The Acquisition Layer
Every major acquisition eventually becomes a systems problem.
The press release goes out. The deal closes. The narrative is about synergies, market positioning, combined revenue. What nobody announces is the part that follows: two separate financial systems, two chart-of-accounts structures, two sets of approval workflows, two compliance environments, and hundreds of people who need to keep working while all of it gets reconciled.
The IPG acquisition at Omnicom was $13 billion. At that scale, the integration isn't a project, it's an ongoing operational state. You're running two systems simultaneously while migrating to one, and the cost of downtime isn't measured in lost productivity. It's measured in reporting failures, regulatory exposure, and cash flow blind spots across a global operation.
What I learned: the systems that look most stable are often the most brittle. Years of undocumented customizations, workarounds that became load-bearing, integrations nobody remembers building. The only way through is documentation-first, then automation, then governance. You can't automate what you can't describe.

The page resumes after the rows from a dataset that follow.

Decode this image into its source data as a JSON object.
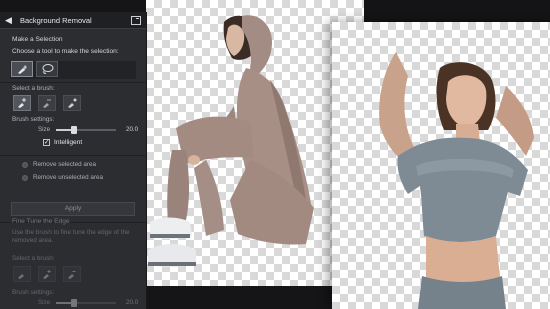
{
  "panel": {
    "title": "Background Removal",
    "make_selection": "Make a Selection",
    "choose_tool": "Choose a tool to make the selection:",
    "select_brush": "Select a brush:",
    "brush_settings": "Brush settings:",
    "size_label": "Size",
    "size_value": "20.0",
    "size_level": 0.3,
    "intelligent_label": "Intelligent",
    "intelligent_checked": true,
    "remove_selected": "Remove selected area",
    "remove_unselected": "Remove unselected area",
    "apply_label": "Apply"
  },
  "fine_tune": {
    "title": "Fine Tune the Edge",
    "description": "Use the brush to fine tune the edge of the removed area.",
    "select_brush": "Select a brush:",
    "brush_settings": "Brush settings:",
    "size_label": "Size",
    "size_value": "20.0"
  },
  "icons": {
    "back": "back-arrow-icon",
    "options": "panel-options-icon",
    "brush_tool": "smart-brush-icon",
    "lasso_tool": "lasso-icon",
    "add_brush": "add-brush-icon",
    "erase_brush": "erase-brush-icon",
    "smart_brush": "smart-select-brush-icon"
  },
  "colors": {
    "panel_bg": "#2b2d31",
    "titlebar_bg": "#1f2023",
    "hoodie": "#a78f86",
    "top": "#7f8b94"
  }
}
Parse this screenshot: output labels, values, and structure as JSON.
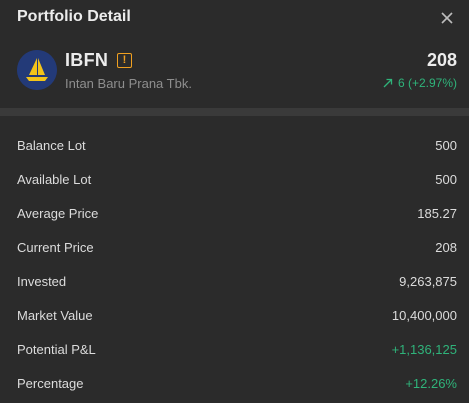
{
  "header": {
    "title": "Portfolio Detail"
  },
  "stock": {
    "code": "IBFN",
    "warning_icon": "!",
    "company": "Intan Baru Prana Tbk.",
    "price": "208",
    "change": "6 (+2.97%)",
    "change_color": "#2fb37a",
    "logo_color": "#233a78",
    "logo_accent": "#f3c419"
  },
  "details": [
    {
      "label": "Balance Lot",
      "value": "500"
    },
    {
      "label": "Available Lot",
      "value": "500"
    },
    {
      "label": "Average Price",
      "value": "185.27"
    },
    {
      "label": "Current Price",
      "value": "208"
    },
    {
      "label": "Invested",
      "value": "9,263,875"
    },
    {
      "label": "Market Value",
      "value": "10,400,000"
    },
    {
      "label": "Potential P&L",
      "value": "+1,136,125"
    },
    {
      "label": "Percentage",
      "value": "+12.26%"
    }
  ]
}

The AI angle matters here more than anywhere. Acquisitions produce massive amounts of unmapped data, entities, hierarchies, GL codes, cost centers, that need to be reconciled between two environments. An agentic system that can interpret, map, and validate at scale does in days what used to take months of manual analyst work.
Most companies treat integration as a one-time event. The companies that treat it as an ongoing capability, who can absorb, rationalize, and operate new entities without a two-year transformation program, have a real structural edge.
That's what I've been building toward.